God bless you my own child and make you as happy as your mother wishes.”
*Lotten was living with Miss Hellberg.
Augusta’s whereabouts in 1844-1845
In November 1844, we know that Augusta is still studying in Stockholm and is now living with the family of Baroness Jaquette Ribbing. Not a foreign family but certainly one that met all the other wishes regarding reputation, character, and high society.
There are no records of her schooling from this time, but based on correspondence, it seems like she studied in Stockholm through the spring of 1845.
Another school to find!
What happened to Mrs Edgren and her family?
The Edgren family consisted of Mr and Mrs Edgren and their 3 children:
Carl Gustaf Julius Edgren was born in 1839, received technical training, and later worked in various industries in Scotland, England, and Sweden.
Albertina Amalia Sophia Theresia Eugenia Adelheid Emilia was born in 1840 and married a medical doctor, Professor Adolph Kjellberg.
There is a much more famous Mrs Edgren: Anna Charlotta Edgren (1849-1892), born Leffler. Anna Charlotta and her 3 brothers grew up in an intellectual home in Stockholm. Their father, Johan Olof Leffler, PhD from Uppsala, became a teacher and principal of boy schools in Stockholm.
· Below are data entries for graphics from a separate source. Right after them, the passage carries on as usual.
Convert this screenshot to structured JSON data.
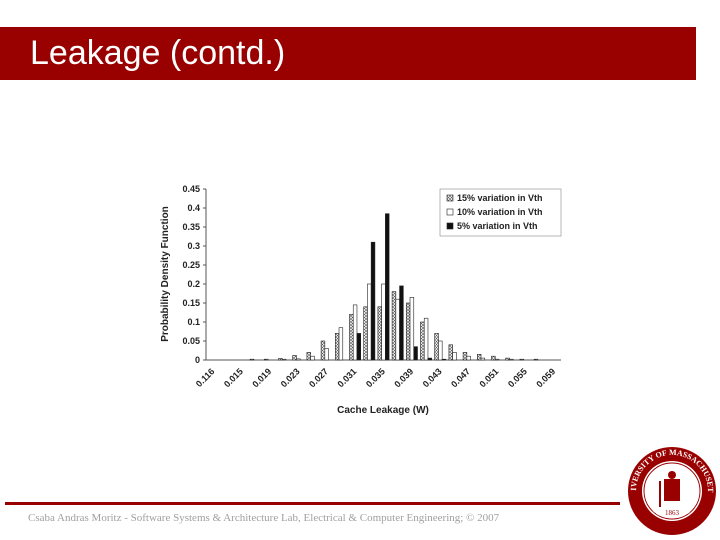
{
  "slide": {
    "title": "Leakage (contd.)",
    "footer": "Csaba Andras Moritz - Software Systems & Architecture Lab, Electrical & Computer Engineering; © 2007",
    "title_bar_color": "#990000",
    "seal": {
      "ring_text_top": "UNIVERSITY OF MASSACHUSETTS",
      "ring_text_bottom": "AMHERST",
      "year": "1863",
      "color": "#990000"
    }
  },
  "chart_data": {
    "type": "bar",
    "title": "",
    "xlabel": "Cache Leakage (W)",
    "ylabel": "Probability Density Function",
    "ylim": [
      0,
      0.45
    ],
    "yticks": [
      "0",
      "0.05",
      "0.1",
      "0.15",
      "0.2",
      "0.25",
      "0.3",
      "0.35",
      "0.4",
      "0.45"
    ],
    "categories": [
      "0.116",
      "",
      "0.015",
      "",
      "0.019",
      "",
      "0.023",
      "",
      "0.027",
      "",
      "0.031",
      "",
      "0.035",
      "",
      "0.039",
      "",
      "0.043",
      "",
      "0.047",
      "",
      "0.051",
      "",
      "0.055",
      "",
      "0.059"
    ],
    "legend_position": "top-right",
    "grid": false,
    "series": [
      {
        "name": "15% variation in Vth",
        "pattern": "crosshatch",
        "values": [
          0,
          0,
          0,
          0.002,
          0.002,
          0.004,
          0.012,
          0.02,
          0.05,
          0.07,
          0.12,
          0.14,
          0.14,
          0.18,
          0.15,
          0.1,
          0.07,
          0.04,
          0.02,
          0.015,
          0.01,
          0.005,
          0.002,
          0.001,
          0
        ]
      },
      {
        "name": "10% variation in Vth",
        "pattern": "white",
        "values": [
          0,
          0,
          0,
          0,
          0,
          0.001,
          0.003,
          0.01,
          0.03,
          0.085,
          0.145,
          0.2,
          0.2,
          0.16,
          0.165,
          0.11,
          0.05,
          0.02,
          0.01,
          0.005,
          0.002,
          0.001,
          0,
          0,
          0
        ]
      },
      {
        "name": "5%  variation in Vth",
        "pattern": "black",
        "values": [
          0,
          0,
          0,
          0,
          0,
          0,
          0,
          0,
          0,
          0,
          0.07,
          0.31,
          0.385,
          0.195,
          0.035,
          0.005,
          0.001,
          0,
          0,
          0,
          0,
          0,
          0,
          0,
          0
        ]
      }
    ]
  }
}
Anna Charlotta got her early education at the Wallin School, married Gustaf Elias Edgren, and became a famous writer. She later divorced him and married an Italian mathematician. Her oldest brother, Gösta Mittag-Leffler, became the first professor of mathematics at Stockholms Högskola (which later became Stockholm University) and started the Institute Mittag-Leffler.
Anna Charlotta’s father-in-law, Per Adolph Edgren, an army medical doctor, was Pastor Johan Fredrik’s younger brother. So Anna Charlotta’s husband’s aunt was Augusta’s teacher, Mrs Edgren.